Wednesday, December 21, 2016

Debunking notions on vinyl records, millennials & OPM



Debunking notions on vinyl records, millennials & OPM
by rick olivares

You’d think in this day and age of technology and everything seemingly going digital, the rise in popularity of vinyl records is more than a fad and a throwback. Except it is not.

The days when Brazilian business magnate Zero Freitas purchasing every vinyl album he could get his hands on (as of February 2015, he has over six million records bought from all over the world) was the single news maker and proponent for vinyl are over.

After the vinyl record industry was all but declared having gone the way of the dinosaur in the 1990s, its’ back. And we aren’t simply referring to one’s back catalogue of records that are sold in flea markets and bargain stores. These are actual new and back issue releases. We’re talking about modern recording artists like Daft Punk, Vampire Weekend, Arcade Fire, Justin Timberlake, and Rumer to name a few putting out recordings on vinyl. As for that never-say-die and still-trucking English band, the Who, they just put out the 50th Anniversary Edition of the release of their seminal album, My Generation, containing a three-LP, 80-page book, and memorabilia package!

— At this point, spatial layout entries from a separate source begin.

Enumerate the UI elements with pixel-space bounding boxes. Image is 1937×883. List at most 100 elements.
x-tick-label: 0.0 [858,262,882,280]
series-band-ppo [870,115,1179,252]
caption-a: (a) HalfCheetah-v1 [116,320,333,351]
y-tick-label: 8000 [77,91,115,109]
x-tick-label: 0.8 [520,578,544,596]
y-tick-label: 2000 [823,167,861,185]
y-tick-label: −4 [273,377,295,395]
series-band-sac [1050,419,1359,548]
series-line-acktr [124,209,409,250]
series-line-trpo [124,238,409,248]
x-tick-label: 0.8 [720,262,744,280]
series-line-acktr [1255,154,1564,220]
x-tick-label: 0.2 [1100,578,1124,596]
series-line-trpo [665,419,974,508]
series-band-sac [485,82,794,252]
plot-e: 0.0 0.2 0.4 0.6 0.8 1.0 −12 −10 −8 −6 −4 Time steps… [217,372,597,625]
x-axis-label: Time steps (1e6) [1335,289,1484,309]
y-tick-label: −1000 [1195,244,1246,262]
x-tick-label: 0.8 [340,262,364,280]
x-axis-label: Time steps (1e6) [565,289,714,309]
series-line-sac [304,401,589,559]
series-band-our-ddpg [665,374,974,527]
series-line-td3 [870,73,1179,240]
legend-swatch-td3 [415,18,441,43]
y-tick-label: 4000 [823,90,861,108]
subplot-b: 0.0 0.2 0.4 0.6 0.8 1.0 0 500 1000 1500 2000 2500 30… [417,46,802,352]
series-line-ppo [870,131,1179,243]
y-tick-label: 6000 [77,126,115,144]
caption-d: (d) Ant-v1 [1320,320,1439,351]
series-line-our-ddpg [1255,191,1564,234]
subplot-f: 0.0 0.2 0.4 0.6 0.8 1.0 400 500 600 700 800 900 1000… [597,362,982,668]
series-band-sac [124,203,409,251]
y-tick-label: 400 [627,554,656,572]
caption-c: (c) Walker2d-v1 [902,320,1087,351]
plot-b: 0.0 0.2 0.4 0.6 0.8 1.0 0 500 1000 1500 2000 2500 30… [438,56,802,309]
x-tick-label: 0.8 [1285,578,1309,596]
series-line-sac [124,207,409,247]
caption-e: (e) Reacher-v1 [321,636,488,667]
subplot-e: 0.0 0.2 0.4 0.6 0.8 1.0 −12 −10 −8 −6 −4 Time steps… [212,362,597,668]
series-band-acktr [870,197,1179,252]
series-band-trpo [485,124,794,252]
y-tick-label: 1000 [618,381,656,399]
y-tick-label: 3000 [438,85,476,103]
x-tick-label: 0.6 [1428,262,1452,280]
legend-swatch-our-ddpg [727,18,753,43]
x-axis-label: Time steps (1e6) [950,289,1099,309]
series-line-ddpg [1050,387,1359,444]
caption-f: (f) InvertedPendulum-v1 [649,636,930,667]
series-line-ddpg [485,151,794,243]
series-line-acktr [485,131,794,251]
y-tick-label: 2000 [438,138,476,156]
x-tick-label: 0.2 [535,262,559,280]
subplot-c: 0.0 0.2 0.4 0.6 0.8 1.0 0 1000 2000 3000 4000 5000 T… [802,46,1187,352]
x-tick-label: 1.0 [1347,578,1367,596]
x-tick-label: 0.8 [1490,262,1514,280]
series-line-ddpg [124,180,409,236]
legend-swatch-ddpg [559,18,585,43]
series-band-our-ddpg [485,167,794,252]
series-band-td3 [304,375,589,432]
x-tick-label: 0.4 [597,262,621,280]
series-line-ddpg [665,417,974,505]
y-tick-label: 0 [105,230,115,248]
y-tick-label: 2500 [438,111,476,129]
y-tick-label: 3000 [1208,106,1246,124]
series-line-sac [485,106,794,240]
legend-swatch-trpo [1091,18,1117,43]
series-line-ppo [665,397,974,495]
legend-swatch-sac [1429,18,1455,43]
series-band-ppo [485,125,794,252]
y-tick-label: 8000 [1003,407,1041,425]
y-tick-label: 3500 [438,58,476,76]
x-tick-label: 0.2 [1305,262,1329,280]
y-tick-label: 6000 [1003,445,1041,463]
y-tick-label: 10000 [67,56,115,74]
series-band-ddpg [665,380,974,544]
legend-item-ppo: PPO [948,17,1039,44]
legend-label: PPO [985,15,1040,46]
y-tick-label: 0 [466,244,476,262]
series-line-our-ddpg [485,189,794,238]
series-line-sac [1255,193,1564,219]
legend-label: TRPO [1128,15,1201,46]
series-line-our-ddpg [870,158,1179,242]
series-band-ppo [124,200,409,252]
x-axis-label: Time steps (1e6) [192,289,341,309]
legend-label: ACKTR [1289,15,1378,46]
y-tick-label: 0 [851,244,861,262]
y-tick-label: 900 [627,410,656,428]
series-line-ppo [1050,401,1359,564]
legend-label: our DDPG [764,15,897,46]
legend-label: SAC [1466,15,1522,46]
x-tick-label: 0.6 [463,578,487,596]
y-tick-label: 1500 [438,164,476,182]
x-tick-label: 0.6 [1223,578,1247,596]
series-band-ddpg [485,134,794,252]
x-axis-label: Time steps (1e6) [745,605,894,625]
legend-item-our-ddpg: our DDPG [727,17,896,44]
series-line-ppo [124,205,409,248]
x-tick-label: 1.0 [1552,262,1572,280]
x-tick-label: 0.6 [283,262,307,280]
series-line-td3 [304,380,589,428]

As for those original first or early pressings? You’ll find them on Ebay, Amazon, or those aforementioned flea markets.

With actual compact disc sales declining (except in the United Kingdom where they remain robust) and digital sales stagnating (as streaming has gone up), vinyl records are steadily climbing. According to Nielsen Soundscan, from a low of one million units sold in 2007 in the United States and Canada, sales have ballooned up to 12 million in 2015! Incredible isn’t it?

Now here is another monkey wrench in your pre-conceived notions… many of the buyers  -- at least according to some vinyl records outlets in Manila – are youngsters. Yes, millennials.

Before you dismiss them as hipsters, you might actually want to consider that a good thing. Whether they are being faddish or genuinely fans of music, that’s good because listening to these records means taking time away from one’s gadgets to sit back, relax, read lyrics sheets, credits, and liner notes.

During an informal interview with proprietors of the Grey Market, a vinyl record store in Shoppersville, Greenhills, we were informed that there has been a steady increase in younger buyers. The shop has seen an upsurge in vinyl sales.

The Astrovision outlet at nearby Virra Mall has a steady catalogue of vinyl. “We have regular customers,” offered one sales person who declined to be identified. “I think they even sell more than the CDs.”

Over at Cubao X, that haven for artists and counter culture, there are at least five shops that sell vinyl records with the most prominent being Gold Digger and Vinyl Dump. During a recent trip to Cubao X (like Tuesday, December 20), we were informed that Original Pilipino Music albums have become popular sellers. Even a beaten up copy of the Juan dela Cruz Band’s last recording, 1980’s “Kahit Anong Mangyari”, fetches a whopping PhP 5,000! “APO Hiking Society albums among many, are very popular and are in demand,” said one shop owner.

The local market has been flooded with Japanese imports that sell for as low as Php800 and go as high as P1,800 on the average. The old issues, beaten up due to improper storage and care, sell for as low as P300!

“Pricey,” described Cubao X thrift shop proprietor Chito Soliven. “But worth it if you’re a fan. But the old ones even if they show their age are popular. Regarding the people who buy the vinyl records, we have both Filipino and foreigners. Especially the foreigners who have a better appreciation for this.”

With the surge in sales and popularity, does that mean turntables, amplifiers, and speakers are selling like hotcakes?

Not exactly. Some really top of the line units sell for as high as PhP 65,000! The old ones, the lot and all, will go for as low as Php8,000. However, those units have definitely seen better days.

What are popular are those portable vinyl players with built-in speakers and contain USB port features that sell for several thousand bucks.

“At least we know the vinyl market is alive,” underscored Soliven. “And that’s good for music overall. Plus, they make for a good Christmas gift this season! Yea, the gift of music.”